Berezovsky had survived assassination attempts, including a bombing that decapitated his driver, and said he feared for his life after he became one of Putin's fiercest critics, repeatedly calling for him to be forced from office.

He was also a friend of Alexander Litvinenko, the former Russian spy who was poisoned with radioactive material in London in 2006, a murder that strained diplomatic ties between Britain and Russia.

However, friends said the man who personified the ruthless post-Soviet era of massive wealth and political scheming was depressed, had lost his fortune and may have committed suicide.

Others suspected he could have had a heart attack after the stress of losing a $6 billion (4 billion pounds) court case to Chelsea Football Club owner Roman Abramovich. British newspaper reports said his security guard found the body in the bath.

Police stood guard outside Berezovsky's mansion, an imposing French-style property with a swimming pool and lake in Ascot, a few miles from Queen Elizabeth's Windsor Castle, 25 miles (40 km) west of London. Inside, detectives were carrying out a thorough search of the house.

"The CBRN (chemical, biological, radiological and nuclear) officers found nothing of concern in the property and we are now progressing the investigation as normal," Superintendent Simon Bowden, of Thames Valley Police, said in a statement.

'LOST MEANING'

In what is thought to have been his last media interview, given in London on Friday, Berezovsky, said he was sorry he had left Russia to live in self-imposed exile in Britain and was struggling to see the "point of life".
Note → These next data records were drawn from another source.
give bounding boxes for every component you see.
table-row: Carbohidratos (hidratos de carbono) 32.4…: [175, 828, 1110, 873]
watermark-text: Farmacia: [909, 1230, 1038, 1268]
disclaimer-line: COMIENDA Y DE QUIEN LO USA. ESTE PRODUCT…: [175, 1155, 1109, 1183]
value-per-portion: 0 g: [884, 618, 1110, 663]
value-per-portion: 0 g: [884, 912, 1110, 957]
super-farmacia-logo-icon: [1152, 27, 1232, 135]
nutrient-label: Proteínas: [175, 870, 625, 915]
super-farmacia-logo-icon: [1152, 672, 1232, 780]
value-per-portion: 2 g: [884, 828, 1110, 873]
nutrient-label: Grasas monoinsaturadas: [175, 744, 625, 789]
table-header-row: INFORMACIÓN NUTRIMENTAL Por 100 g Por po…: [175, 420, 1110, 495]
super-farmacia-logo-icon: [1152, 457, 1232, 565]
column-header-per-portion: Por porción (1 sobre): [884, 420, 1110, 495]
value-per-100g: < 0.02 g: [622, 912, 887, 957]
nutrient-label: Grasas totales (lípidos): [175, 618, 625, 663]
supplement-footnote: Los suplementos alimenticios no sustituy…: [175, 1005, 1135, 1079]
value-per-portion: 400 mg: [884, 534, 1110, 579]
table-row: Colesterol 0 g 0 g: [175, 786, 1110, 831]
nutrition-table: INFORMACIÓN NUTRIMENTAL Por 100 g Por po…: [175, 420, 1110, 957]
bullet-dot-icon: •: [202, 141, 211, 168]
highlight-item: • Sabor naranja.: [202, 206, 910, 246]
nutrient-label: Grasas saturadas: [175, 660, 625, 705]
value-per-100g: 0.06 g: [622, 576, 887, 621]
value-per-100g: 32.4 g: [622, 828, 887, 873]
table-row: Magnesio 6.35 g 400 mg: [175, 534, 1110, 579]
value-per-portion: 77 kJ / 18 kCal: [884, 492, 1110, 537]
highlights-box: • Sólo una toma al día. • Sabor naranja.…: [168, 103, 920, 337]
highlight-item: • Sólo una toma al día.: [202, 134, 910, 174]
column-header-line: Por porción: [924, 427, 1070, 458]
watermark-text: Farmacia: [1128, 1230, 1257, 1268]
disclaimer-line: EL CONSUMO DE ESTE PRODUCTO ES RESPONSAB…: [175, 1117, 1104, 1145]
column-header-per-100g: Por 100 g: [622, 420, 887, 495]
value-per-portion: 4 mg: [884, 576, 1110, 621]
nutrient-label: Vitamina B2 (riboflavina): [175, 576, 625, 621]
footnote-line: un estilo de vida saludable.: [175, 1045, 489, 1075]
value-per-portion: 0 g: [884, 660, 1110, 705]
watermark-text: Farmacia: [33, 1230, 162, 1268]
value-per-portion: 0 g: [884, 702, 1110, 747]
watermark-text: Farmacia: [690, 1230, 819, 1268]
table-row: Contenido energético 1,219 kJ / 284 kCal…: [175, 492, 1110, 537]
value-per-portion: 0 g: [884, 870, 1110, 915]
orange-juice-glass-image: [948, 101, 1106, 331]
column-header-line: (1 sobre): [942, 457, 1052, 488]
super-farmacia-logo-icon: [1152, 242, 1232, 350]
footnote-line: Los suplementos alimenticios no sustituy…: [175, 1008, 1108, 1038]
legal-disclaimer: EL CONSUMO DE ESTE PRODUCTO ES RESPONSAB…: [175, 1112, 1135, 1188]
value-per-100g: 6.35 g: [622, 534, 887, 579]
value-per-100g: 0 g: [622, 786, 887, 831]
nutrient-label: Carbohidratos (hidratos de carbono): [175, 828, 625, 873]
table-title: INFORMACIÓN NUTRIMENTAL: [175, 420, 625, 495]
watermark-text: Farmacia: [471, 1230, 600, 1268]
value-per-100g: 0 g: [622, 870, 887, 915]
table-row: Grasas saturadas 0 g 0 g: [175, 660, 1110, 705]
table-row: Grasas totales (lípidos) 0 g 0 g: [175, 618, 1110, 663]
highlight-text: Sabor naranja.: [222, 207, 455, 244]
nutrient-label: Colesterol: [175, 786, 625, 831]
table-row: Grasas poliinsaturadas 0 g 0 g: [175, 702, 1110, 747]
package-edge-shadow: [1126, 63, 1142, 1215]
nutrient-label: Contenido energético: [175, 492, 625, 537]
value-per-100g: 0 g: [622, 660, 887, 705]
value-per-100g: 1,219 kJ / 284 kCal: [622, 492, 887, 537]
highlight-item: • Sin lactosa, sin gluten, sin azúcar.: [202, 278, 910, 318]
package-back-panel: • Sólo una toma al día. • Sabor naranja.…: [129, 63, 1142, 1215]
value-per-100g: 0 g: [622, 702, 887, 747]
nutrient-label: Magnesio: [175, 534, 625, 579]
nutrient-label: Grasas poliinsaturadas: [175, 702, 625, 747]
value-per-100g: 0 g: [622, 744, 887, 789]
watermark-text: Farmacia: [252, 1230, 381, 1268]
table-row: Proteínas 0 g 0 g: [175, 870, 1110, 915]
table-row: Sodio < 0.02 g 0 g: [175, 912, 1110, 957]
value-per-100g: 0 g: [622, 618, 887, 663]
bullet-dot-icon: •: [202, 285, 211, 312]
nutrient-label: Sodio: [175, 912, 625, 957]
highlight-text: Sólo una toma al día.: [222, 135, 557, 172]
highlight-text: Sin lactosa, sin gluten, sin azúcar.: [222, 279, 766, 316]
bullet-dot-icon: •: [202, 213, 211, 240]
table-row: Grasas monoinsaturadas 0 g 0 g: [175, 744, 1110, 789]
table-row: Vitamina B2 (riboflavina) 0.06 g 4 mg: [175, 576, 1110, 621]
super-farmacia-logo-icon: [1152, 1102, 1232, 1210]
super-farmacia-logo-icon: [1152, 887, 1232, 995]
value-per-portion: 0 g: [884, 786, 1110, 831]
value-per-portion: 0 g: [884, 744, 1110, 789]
"I do not know what to do. I am 67 years old. And I do not know what to do next," he was quoted as saying in the Russian edition of Forbes magazine. "I've lost meaning. The point in life."

Putin's spokesman said Berezovsky, seen by Moscow as a criminal who should stand trial for fraud and tax evasion, had written to the president asking for forgiveness - a suggestion dismissed by one of the oligarch's friends.

"Berezovsky sent Vladimir Putin a letter he wrote personally, in which he acknowledged that he had made many mistakes, asked Putin's forgiveness for these mistakes and appealed to Putin to help him return to his homeland," said Putin's spokesman Dmitry Peskov.

A friend of Berezovsky's in London, Andrei Sidelnikov, told Reuters the idea that he wrote a letter to Putin was "complete nonsense".

"He was a sane person and he understood that he would never be able to return under Putin's regime, for political reasons," Sidelnikov said.

A former mathematician who made millions selling luxury cars in Russia, Berezovsky became part of the inner circle of former president Boris Yeltsin and helped forge Putin's career.

The pair fell out soon after Putin's election in 2000 and Berezovsky left for Britain where he denounced his former ally as a corrupt "bandit" surrounded by former KGB agents.

Berezovsky was humiliated in 2012 when he lost a legal battle with former partner Abramovich, over shares in Russia's fourth biggest oil company.

Some associates said he had struggled with the cost of losing to Abramovich, estimated at the time as more than $100 million. Berezovsky had kept a low profile since the defeat and was rarely seen in public.

"He had no money, he had lost it all. He was unbelievably depressed," Tim Bell, a public relations executive who was one of his closest British advisers, told the Sunday Times newspaper. "It's all very sad."